Mr Poulet, pendant la Révolution, refusa de prêter serment à la Constitution et se retira à Montdidier. Il fut arrêté le 3 avril 1793, emprisonné à Bicêtre, puis transféré aux Carmélites où il était encore le 15 oct. 1794. Ayant enfin obtenu son élargissement, il revint à Montdidier, et l'église de St Sépulcre ayant été rouverte au culte en vertu de la loi du 13 mai 1795, il y exerça le ministère jusqu'au mois de février 1795. Des tracasseries de l'administration l'obligèrent alors à se retirer.
Quand on réorganisa l'administration ecclésiastique, la paroisse de St Pierre de Courtemanche fut rattachée d'abord à St Pierre de Montdidier et plus tard à la paroisse de Fontaine. Le curé ne dit la messe à St Pierre au Mont que pour les enterrements et le jour de la fête.
Voici enfin la liste des maires :
An II Pierre Degouy, officier public
An IV Nicolas Boitel, agent municipal
An V Jacques Guénard, idem
Dès l'an VII jusqu'en 1814 tous les actes sont signés par l'adjoint, Claude Caron, et de 1815 à 1826 par Jean François Foulloy.
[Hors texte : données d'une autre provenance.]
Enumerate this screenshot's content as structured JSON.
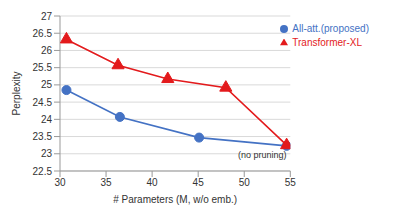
{
  "chart_data": {
    "type": "line",
    "x_label": "# Parameters (M, w/o emb.)",
    "y_label": "Perplexity",
    "xlim": [
      30,
      55
    ],
    "xticks": [
      30,
      35,
      40,
      45,
      50,
      55
    ],
    "ylim": [
      22.5,
      27
    ],
    "yticks": [
      22.5,
      23,
      23.5,
      24,
      24.5,
      25,
      25.5,
      26,
      26.5,
      27
    ],
    "grid": true,
    "legend": "top-right",
    "series": [
      {
        "name": "All-att.(proposed)",
        "color": "#4472c4",
        "marker": "circle",
        "x": [
          30.7,
          36.5,
          45.1,
          54.6
        ],
        "values": [
          24.85,
          24.07,
          23.47,
          23.23
        ]
      },
      {
        "name": "Transformer-XL",
        "color": "#e31a1c",
        "marker": "triangle",
        "x": [
          30.7,
          36.3,
          41.7,
          48.0,
          54.6
        ],
        "values": [
          26.32,
          25.57,
          25.17,
          24.92,
          23.25
        ]
      }
    ],
    "annotations": [
      {
        "text": "(no pruning)",
        "x": 54.6,
        "y": 23.23
      }
    ]
  }
}
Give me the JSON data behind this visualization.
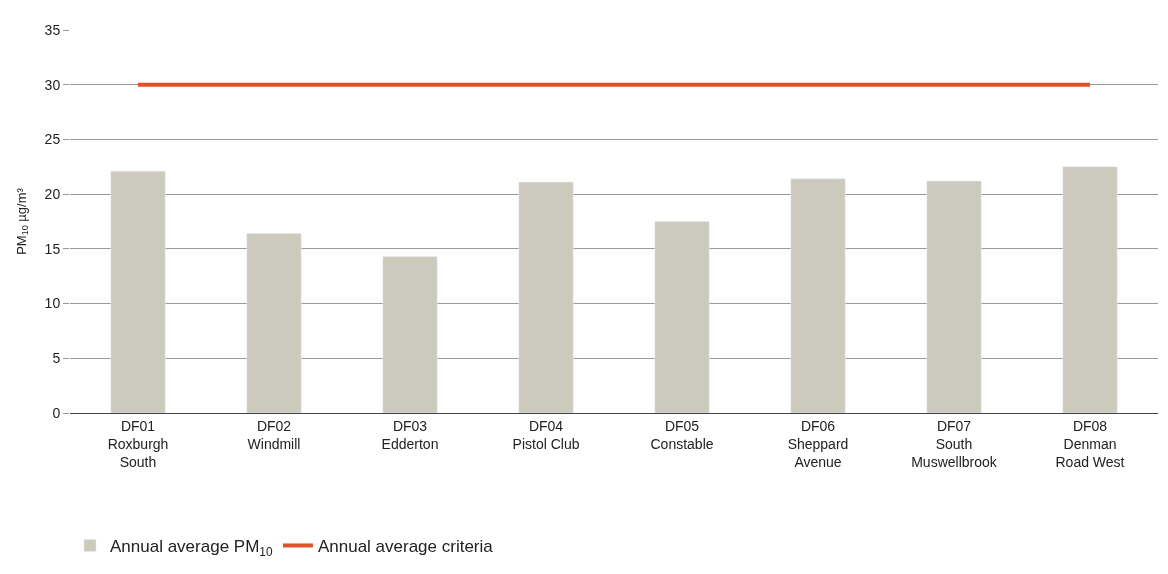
{
  "chart_data": {
    "type": "bar",
    "ylabel": "PM$_{10}$ µg/m³",
    "categories": [
      "DF01\nRoxburgh\nSouth",
      "DF02\nWindmill",
      "DF03\nEdderton",
      "DF04\nPistol Club",
      "DF05\nConstable",
      "DF06\nSheppard\nAvenue",
      "DF07\nSouth\nMuswellbrook",
      "DF08\nDenman\nRoad West"
    ],
    "series": [
      {
        "name": "Annual average PM$_{10}$",
        "color": "#cccabd",
        "values": [
          22.1,
          16.4,
          14.3,
          21.1,
          17.5,
          21.4,
          21.2,
          22.5
        ]
      },
      {
        "name": "Annual average criteria",
        "color": "#e0512a",
        "type": "line",
        "values": [
          30,
          30,
          30,
          30,
          30,
          30,
          30,
          30
        ]
      }
    ],
    "ylim": [
      0,
      35
    ],
    "yticks": [
      0,
      5,
      10,
      15,
      20,
      25,
      30,
      35
    ],
    "grid": "y",
    "legend": "bottom left"
  }
}
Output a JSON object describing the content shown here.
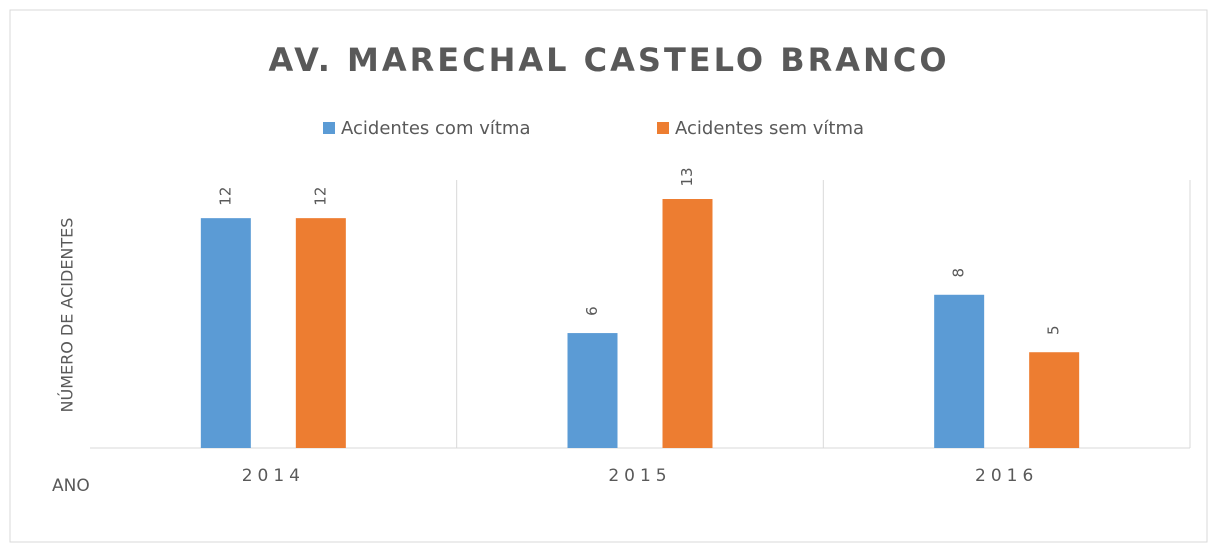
{
  "chart_data": {
    "type": "bar",
    "title": "AV. MARECHAL CASTELO BRANCO",
    "x_label": "ANO",
    "y_label": "NÚMERO DE ACIDENTES",
    "categories": [
      "2014",
      "2015",
      "2016"
    ],
    "series": [
      {
        "name": "Acidentes com vítma",
        "color": "#5b9bd5",
        "values": [
          12,
          6,
          8
        ]
      },
      {
        "name": "Acidentes sem vítma",
        "color": "#ed7d31",
        "values": [
          12,
          13,
          5
        ]
      }
    ],
    "legend": "top",
    "data_labels": true
  }
}
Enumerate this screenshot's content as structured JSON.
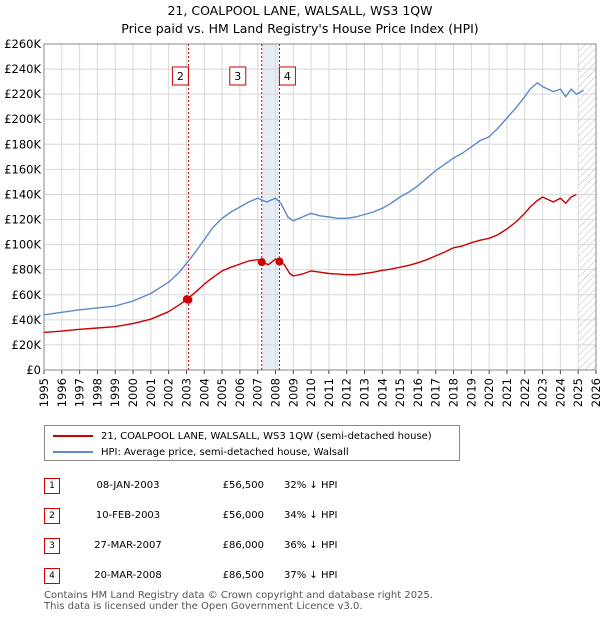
{
  "title_line1": "21, COALPOOL LANE, WALSALL, WS3 1QW",
  "title_line2": "Price paid vs. HM Land Registry's House Price Index (HPI)",
  "colors": {
    "red": "#cc0000",
    "blue": "#5b8bc9",
    "band": "#dce6f2"
  },
  "chart_data": {
    "type": "line",
    "title": "21, COALPOOL LANE, WALSALL, WS3 1QW — Price paid vs. HM Land Registry's House Price Index (HPI)",
    "xlim": [
      1995,
      2026
    ],
    "ylim": [
      0,
      260000
    ],
    "x_ticks": [
      "1995",
      "1996",
      "1997",
      "1998",
      "1999",
      "2000",
      "2001",
      "2002",
      "2003",
      "2004",
      "2005",
      "2006",
      "2007",
      "2008",
      "2009",
      "2010",
      "2011",
      "2012",
      "2013",
      "2014",
      "2015",
      "2016",
      "2017",
      "2018",
      "2019",
      "2020",
      "2021",
      "2022",
      "2023",
      "2024",
      "2025",
      "2026"
    ],
    "y_ticks": [
      {
        "value": 0,
        "label": "£0"
      },
      {
        "value": 20000,
        "label": "£20K"
      },
      {
        "value": 40000,
        "label": "£40K"
      },
      {
        "value": 60000,
        "label": "£60K"
      },
      {
        "value": 80000,
        "label": "£80K"
      },
      {
        "value": 100000,
        "label": "£100K"
      },
      {
        "value": 120000,
        "label": "£120K"
      },
      {
        "value": 140000,
        "label": "£140K"
      },
      {
        "value": 160000,
        "label": "£160K"
      },
      {
        "value": 180000,
        "label": "£180K"
      },
      {
        "value": 200000,
        "label": "£200K"
      },
      {
        "value": 220000,
        "label": "£220K"
      },
      {
        "value": 240000,
        "label": "£240K"
      },
      {
        "value": 260000,
        "label": "£260K"
      }
    ],
    "shaded_band": [
      2007.23,
      2008.22
    ],
    "forecast_start": 2025.0,
    "series": [
      {
        "name": "21, COALPOOL LANE, WALSALL, WS3 1QW (semi-detached house)",
        "color": "#cc0000",
        "x": [
          1995.0,
          1996.0,
          1997.0,
          1998.0,
          1999.0,
          2000.0,
          2001.0,
          2002.0,
          2002.6,
          2003.03,
          2003.5,
          2004.0,
          2004.5,
          2005.0,
          2005.5,
          2006.0,
          2006.5,
          2007.0,
          2007.23,
          2007.6,
          2008.0,
          2008.22,
          2008.5,
          2008.8,
          2009.0,
          2009.5,
          2010.0,
          2010.5,
          2011.0,
          2011.5,
          2012.0,
          2012.5,
          2013.0,
          2013.5,
          2014.0,
          2014.5,
          2015.0,
          2015.5,
          2016.0,
          2016.5,
          2017.0,
          2017.5,
          2018.0,
          2018.5,
          2019.0,
          2019.5,
          2020.0,
          2020.5,
          2021.0,
          2021.5,
          2022.0,
          2022.3,
          2022.7,
          2023.0,
          2023.3,
          2023.6,
          2024.0,
          2024.3,
          2024.6,
          2024.9
        ],
        "y": [
          30000,
          31000,
          32500,
          33500,
          34500,
          37000,
          40500,
          46500,
          52000,
          56500,
          62000,
          68500,
          74000,
          79000,
          82000,
          84500,
          87000,
          88000,
          86000,
          84000,
          88500,
          86500,
          84000,
          77000,
          75000,
          76500,
          79000,
          78000,
          77000,
          76500,
          76000,
          76000,
          77000,
          78000,
          79500,
          80500,
          82000,
          83500,
          85500,
          88000,
          91000,
          94000,
          97500,
          99000,
          101500,
          103500,
          105000,
          108000,
          112500,
          118000,
          125000,
          130000,
          135000,
          138000,
          136000,
          134000,
          137000,
          133000,
          138000,
          140000
        ]
      },
      {
        "name": "HPI: Average price, semi-detached house, Walsall",
        "color": "#5b8bc9",
        "x": [
          1995.0,
          1996.0,
          1997.0,
          1998.0,
          1999.0,
          2000.0,
          2001.0,
          2002.0,
          2002.6,
          2003.0,
          2003.5,
          2004.0,
          2004.5,
          2005.0,
          2005.5,
          2006.0,
          2006.5,
          2007.0,
          2007.5,
          2008.0,
          2008.3,
          2008.7,
          2009.0,
          2009.5,
          2010.0,
          2010.5,
          2011.0,
          2011.5,
          2012.0,
          2012.5,
          2013.0,
          2013.5,
          2014.0,
          2014.5,
          2015.0,
          2015.5,
          2016.0,
          2016.5,
          2017.0,
          2017.5,
          2018.0,
          2018.5,
          2019.0,
          2019.5,
          2020.0,
          2020.5,
          2021.0,
          2021.5,
          2022.0,
          2022.3,
          2022.7,
          2023.0,
          2023.3,
          2023.6,
          2024.0,
          2024.3,
          2024.6,
          2024.9,
          2025.3
        ],
        "y": [
          44000,
          46000,
          48000,
          49500,
          51000,
          55000,
          61000,
          70000,
          78000,
          85000,
          94000,
          104000,
          114000,
          121000,
          126000,
          130000,
          134000,
          137000,
          134000,
          137000,
          133000,
          122000,
          119000,
          122000,
          125000,
          123000,
          122000,
          121000,
          121000,
          122000,
          124000,
          126000,
          129000,
          133000,
          138000,
          142000,
          147000,
          153000,
          159000,
          164000,
          169000,
          173000,
          178000,
          183000,
          186000,
          193000,
          201000,
          209000,
          218000,
          224000,
          229000,
          226000,
          224000,
          222000,
          224000,
          218000,
          224000,
          220000,
          223000
        ]
      }
    ],
    "transactions": [
      {
        "num": "1",
        "date": "08-JAN-2003",
        "price": "£56,500",
        "hpi": "32% ↓ HPI",
        "x": 2003.02,
        "y": 56500
      },
      {
        "num": "2",
        "date": "10-FEB-2003",
        "price": "£56,000",
        "hpi": "34% ↓ HPI",
        "x": 2003.11,
        "y": 56000
      },
      {
        "num": "3",
        "date": "27-MAR-2007",
        "price": "£86,000",
        "hpi": "36% ↓ HPI",
        "x": 2007.23,
        "y": 86000
      },
      {
        "num": "4",
        "date": "20-MAR-2008",
        "price": "£86,500",
        "hpi": "37% ↓ HPI",
        "x": 2008.22,
        "y": 86500
      }
    ],
    "chart_markers": [
      "2",
      "3",
      "4"
    ],
    "legend": [
      "21, COALPOOL LANE, WALSALL, WS3 1QW (semi-detached house)",
      "HPI: Average price, semi-detached house, Walsall"
    ]
  },
  "footer_line1": "Contains HM Land Registry data © Crown copyright and database right 2025.",
  "footer_line2": "This data is licensed under the Open Government Licence v3.0."
}
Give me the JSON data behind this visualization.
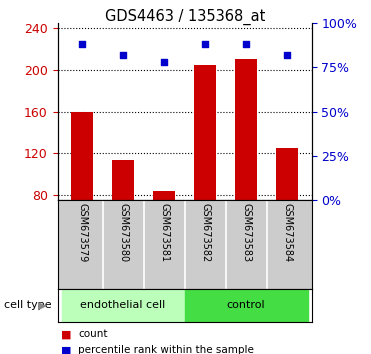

1826 Pierre Alexandre Pillon
1844 Jacques Nicolas Delignières
1847 Baptiste Guérard
1851 Jacques Pillon
1855 Auguste Gossuin
1860 F. G. Guérard
1865 Florent Guérard
1880 Auguste Delignières
1893 Edouard Gossuin.
Lieux dits : Par dessus l'eau - Pont Ellyon - Prés du Cornet - A la fontaine Sanisette - Rue Godard - Les Trous aux Renards - Le Milanais - Le Longuel - La Carrière.
Au bas de l'église est une fontaine très abondante : l'eau en est claire, légère et très saine.